In terms of the allocation of roles and Board dynamics, the general view of the Board’s operating procedures is favorable and the directors particularly appreciate their freedom of expression and the Board’s spirit of collective intelligence. They also consider that Board meetings are highly participative. The directors representing employees consider that they are fully integrated into the Board and that their contribution is valued.

Concerning strategy, the strategy days organized by Sodexo are very much appreciated and reinforce the choice to involve the whole Board in strategy decisions rather than creating a dedicated Strategy Committee.

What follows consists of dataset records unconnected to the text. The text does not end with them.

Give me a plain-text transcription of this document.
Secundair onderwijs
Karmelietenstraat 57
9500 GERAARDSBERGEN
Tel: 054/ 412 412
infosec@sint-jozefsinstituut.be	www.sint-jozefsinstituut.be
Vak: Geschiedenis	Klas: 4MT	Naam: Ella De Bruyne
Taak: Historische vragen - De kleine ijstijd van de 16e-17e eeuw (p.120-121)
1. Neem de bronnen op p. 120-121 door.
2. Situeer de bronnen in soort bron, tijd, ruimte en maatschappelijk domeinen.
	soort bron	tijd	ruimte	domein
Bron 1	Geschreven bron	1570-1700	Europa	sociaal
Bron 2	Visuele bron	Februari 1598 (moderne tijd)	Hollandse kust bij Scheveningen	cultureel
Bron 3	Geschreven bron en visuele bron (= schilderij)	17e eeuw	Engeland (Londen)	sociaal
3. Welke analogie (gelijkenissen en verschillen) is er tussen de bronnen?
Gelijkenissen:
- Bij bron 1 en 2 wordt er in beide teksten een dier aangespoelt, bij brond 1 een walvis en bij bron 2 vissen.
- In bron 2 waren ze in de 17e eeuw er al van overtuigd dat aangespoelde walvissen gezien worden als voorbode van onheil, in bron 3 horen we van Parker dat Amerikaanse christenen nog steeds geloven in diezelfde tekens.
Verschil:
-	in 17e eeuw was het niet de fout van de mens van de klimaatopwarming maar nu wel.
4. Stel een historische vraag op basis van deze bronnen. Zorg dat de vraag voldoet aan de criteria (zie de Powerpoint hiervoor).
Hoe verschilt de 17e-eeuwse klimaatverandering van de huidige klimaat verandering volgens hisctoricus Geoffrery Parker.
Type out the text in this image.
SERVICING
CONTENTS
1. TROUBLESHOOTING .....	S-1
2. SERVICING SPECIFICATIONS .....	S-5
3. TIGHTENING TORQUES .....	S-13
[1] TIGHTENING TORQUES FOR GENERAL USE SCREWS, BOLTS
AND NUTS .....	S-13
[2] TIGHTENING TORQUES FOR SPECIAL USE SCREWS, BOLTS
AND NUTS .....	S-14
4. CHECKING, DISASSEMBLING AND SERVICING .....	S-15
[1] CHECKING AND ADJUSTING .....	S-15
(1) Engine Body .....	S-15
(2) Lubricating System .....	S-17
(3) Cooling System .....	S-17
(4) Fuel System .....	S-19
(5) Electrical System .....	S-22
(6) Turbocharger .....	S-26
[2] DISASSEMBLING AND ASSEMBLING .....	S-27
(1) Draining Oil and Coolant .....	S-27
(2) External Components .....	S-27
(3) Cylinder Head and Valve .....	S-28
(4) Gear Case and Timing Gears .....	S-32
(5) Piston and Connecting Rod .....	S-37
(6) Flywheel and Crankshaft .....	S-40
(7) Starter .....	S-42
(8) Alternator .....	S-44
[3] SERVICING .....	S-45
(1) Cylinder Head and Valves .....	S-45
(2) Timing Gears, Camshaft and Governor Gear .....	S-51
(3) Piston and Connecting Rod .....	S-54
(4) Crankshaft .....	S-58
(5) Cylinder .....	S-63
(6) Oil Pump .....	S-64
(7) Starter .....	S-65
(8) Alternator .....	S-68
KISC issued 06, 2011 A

Similarly, Corporate Social Responsibility issues are addressed directly by the Board as a whole instead of by a dedicated Committee. In addition to the yearly overall presentation, these issues are systematically raised when discussing other items on the Board’s agenda.

The directors feel that they have a good understanding of the Group’s operational challenges and goals, a good risk map, and detailed performance monitoring that provides information that is both accessible and high quality.

The Committees’ roles and responsibilities are clear and appropriate. The quality of the work of the Nominating and Compensation Committees has improved since the last formal assessment.

In terms of Board’s composition, identified areas for improvement included adding international profiles and CEOs with in-depth business transition/transformation experience, including in digital, increasing the representation of the service sector on the Board.

A discussion on the operating procedures of the Board and its Committees took place at the Board meeting held in June 2021.

Specialized Committees of the Board

To support its decision-making process, the Board of Directors has three specialized Committees, each with its own charter approved by the Board of Directors setting out its role, responsibilities and operating procedures.

Broadly, the role of these specialized Committees is to examine specific issues ahead of Board meetings and to submit opinions, proposals and recommendations to the Board of Directors.

AUDIT COMMITTEE
COMPOSITION AS OF AUGUST 31, 2021

Sophie Stabile (1) Chairwoman, Independent director
Emmanuel Babeau (1) Independent director
François-Xavier Bellon Director
Véronique Laury (2) Independent director
Cathy Martin Director representing employees

(1) Deemed a “financial expert” as defined in article L.823-19 of the French Commercial Code.
(2) On October 28, 2020, Véronique Laury succeeded Soumitra Dutta as a member of the Audit Committee.

75%
independent

90%
attendance

8
meetings

* Excluding directors representing employees.

All Audit Committee members have recognized competencies in finance and accounting, as confirmed by their professional background (see section 6.2.1.3). When Cathy Martin was appointed as a member of the Audit Committee, she was given specific in-house training on the Company’s accounting, financial and operating procedures.

The Audit Committee is responsible for ensuring that the Group’s accounting policies are appropriate and consistently applied, particularly with respect to material transactions. It also verifies that the procedures used for preparing and processing accounting information (both financial and extra-financial) are effective and it issues recommendations for ensuring the integrity of such information.

It examines the Company’s fraud detection procedures and its whistleblowing system. It is notably in charge of ensuring that a procedure is in place for dealing with complaints from third parties or employees (which may be anonymous) about any irregularities concerning accounting or internal control practices or any other area.